Here you can see my program running and it showing the exception
Here is the code where the exception is pointing to
public void readRecordsFromFile()
{
Video v = null;
try
{
FileInputStream fileIn = new FileInputStream("PrintOut.dat");
ObjectInputStream in = new ObjectInputStream(fileIn);
while((v = (Video)in.readObject()) != null)
{
videos.add(v);
}
//videos=(ArrayList<Video>)in.readObject();
fileIn.close();
in.close();
}
catch(IOException i)
{
System.out.println("IO Exception");
i.printStackTrace();
return;
}
catch(ClassNotFoundException m)
{
System.out.println("Class Not Found Exception");
m.printStackTrace();
return;
}
}
And in particular it points to the line
while((v = (Video)in.readObject()) !=null)
Is there a way to remove the exception? The fact that my program runs fine even with the exception makes me believe that it maybe isn't that important but I feel it would be good practice to remove the exception.

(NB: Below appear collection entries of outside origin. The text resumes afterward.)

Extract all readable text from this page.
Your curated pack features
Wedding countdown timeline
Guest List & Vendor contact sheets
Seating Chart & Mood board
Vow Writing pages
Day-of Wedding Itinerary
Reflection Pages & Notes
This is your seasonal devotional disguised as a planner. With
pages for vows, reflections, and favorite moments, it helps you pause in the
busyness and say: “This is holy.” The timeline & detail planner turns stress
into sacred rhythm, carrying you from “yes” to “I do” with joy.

Any help would be appreciated and if any of the other code is required just let me know, Thanks in advance, Jason
Upvotes: 0
Views: 364
Reputation: 3527
EOFException means you hit the end of the file and there's nothing to really deal with that. What I would recommend is adding a new catch for the EOFException to keep the error from showing up in your console. I would also move the close() calls to a finally block - so something like this:
public void readRecordsFromFile()
{
Video v = null;
try
{
FileInputStream fileIn = new FileInputStream("PrintOut.dat");
ObjectInputStream in = new ObjectInputStream(fileIn);
while((v = (Video)in.readObject()) != null)
{
videos.add(v);
}
//videos=(ArrayList<Video>)in.readObject();
}
catch(IOException i)
{
System.out.println("IO Exception");
i.printStackTrace();
return;
}
catch(ClassNotFoundException m)
{
System.out.println("Class Not Found Exception");
m.printStackTrace();
return;
}
catch(EOFException eofe)
{
// Don't print anything, we just don't want the error blowing up in the regular output.
return;
}
finally
{
// Guarantee that the streams are closed, even if there's an error.
fileIn.close();
in.close();
}
}
Upvotes: 1
Reputation: 20520
There's no really clean way to work out when the ObjectInputStream
is going to hit the buffers.
Your best strategy is to start by writing an integer at the beginning to say how many objects you're going to write. Then, when you read objects back, you start by reading this integer in; then you read that many objects from the stream.